In summary, some positives and challenges for Open-source software described by various speakers.

Why open source is very attractive to governments

  • No upfront cost. Don’t have to navigate complicated and time-consuming approval and procurement process. Easy to get started at low-cost and do a proof-of-concept.
  • Standards Compliant. Rising awareness within the government of being standards compliant. Choosing a proprietary solution which is not standards compliant can cause problems and raise questions from others in future.
  • No vendor lock-in. Can hire another consultant to run or develop services since all code is available.

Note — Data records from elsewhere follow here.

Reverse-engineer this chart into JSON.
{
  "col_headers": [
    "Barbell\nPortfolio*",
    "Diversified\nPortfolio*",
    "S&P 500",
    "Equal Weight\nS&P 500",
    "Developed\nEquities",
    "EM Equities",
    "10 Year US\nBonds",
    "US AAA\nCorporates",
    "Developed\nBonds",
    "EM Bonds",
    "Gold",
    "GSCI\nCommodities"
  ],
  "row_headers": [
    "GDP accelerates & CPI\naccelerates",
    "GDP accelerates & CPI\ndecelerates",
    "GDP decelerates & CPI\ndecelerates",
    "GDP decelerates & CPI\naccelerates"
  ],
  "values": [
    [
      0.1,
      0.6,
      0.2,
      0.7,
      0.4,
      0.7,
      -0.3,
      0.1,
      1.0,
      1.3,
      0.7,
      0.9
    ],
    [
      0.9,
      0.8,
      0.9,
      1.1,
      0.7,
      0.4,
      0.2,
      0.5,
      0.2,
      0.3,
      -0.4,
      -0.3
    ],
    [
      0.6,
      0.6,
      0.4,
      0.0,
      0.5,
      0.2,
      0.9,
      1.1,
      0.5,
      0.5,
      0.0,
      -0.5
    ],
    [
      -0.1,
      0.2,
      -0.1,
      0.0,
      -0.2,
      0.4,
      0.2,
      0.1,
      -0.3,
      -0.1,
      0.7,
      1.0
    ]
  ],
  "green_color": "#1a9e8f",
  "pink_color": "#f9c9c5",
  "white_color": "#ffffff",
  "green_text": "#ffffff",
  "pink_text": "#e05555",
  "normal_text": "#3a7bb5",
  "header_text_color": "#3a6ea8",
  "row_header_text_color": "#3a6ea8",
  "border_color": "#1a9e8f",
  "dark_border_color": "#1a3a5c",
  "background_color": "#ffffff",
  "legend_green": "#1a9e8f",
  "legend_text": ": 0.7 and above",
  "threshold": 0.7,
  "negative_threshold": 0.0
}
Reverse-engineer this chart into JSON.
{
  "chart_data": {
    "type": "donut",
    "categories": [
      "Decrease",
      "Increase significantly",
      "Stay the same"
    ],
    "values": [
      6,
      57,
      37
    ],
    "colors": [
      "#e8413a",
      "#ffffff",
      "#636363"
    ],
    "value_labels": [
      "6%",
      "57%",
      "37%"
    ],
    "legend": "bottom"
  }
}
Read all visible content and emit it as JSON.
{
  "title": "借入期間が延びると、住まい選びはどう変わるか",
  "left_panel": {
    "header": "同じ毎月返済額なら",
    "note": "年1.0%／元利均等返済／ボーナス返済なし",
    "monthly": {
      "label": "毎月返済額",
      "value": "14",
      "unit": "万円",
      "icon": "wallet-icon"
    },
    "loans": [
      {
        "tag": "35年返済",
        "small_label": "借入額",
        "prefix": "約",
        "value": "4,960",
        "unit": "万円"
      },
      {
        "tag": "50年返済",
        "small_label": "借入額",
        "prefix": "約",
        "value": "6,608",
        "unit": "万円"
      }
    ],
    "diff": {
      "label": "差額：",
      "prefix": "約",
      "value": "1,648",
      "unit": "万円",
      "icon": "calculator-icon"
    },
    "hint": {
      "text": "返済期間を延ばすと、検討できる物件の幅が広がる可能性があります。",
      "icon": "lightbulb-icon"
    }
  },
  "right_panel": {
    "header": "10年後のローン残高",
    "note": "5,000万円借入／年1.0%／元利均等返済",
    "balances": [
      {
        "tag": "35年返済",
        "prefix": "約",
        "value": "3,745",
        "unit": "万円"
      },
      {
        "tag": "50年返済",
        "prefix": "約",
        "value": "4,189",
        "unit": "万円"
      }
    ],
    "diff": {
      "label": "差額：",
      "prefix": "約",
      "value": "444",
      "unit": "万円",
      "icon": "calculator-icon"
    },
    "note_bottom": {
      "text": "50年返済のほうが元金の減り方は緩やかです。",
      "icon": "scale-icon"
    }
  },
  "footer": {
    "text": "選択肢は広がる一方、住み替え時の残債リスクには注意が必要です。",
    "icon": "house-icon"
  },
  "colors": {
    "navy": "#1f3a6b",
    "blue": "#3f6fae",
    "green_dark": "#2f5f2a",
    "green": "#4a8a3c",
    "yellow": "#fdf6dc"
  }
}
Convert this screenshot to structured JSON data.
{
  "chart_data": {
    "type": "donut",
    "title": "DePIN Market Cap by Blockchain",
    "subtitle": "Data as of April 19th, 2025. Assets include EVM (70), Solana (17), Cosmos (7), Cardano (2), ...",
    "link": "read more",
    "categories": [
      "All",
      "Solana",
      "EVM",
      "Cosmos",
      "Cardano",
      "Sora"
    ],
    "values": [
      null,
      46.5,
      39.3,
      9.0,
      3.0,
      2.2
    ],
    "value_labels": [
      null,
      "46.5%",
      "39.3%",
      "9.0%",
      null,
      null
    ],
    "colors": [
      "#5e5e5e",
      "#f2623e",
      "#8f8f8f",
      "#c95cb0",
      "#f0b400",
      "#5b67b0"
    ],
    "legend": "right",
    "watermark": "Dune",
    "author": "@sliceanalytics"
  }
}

Challenges to wider open source adoption

  • Lack of support. Not many companies providing development and support. Most applications shown were written and maintained by in-house staff. Big opportunities for consultants who can provide support for open source tools.
  • Change aversion: On the desktop, most people are used to proprietary software from their education or prior work. One example given was reluctance in the government to switch to Open Office. Free versions of MS Office is easy to come by and no incentive to learn and adopt open source solution. Using open-source software in education is a way to increase the adoption.
  • Lack of Mature solutions: Politicians and administrators felt they had limited time in their tenure to implement whatever changes they want and show progress. There is always the attraction to choose a well known solution and get the results. The key message was that they feel the open-source software is mature but there are no mature solutions based on these that the governments can adopt without much risk.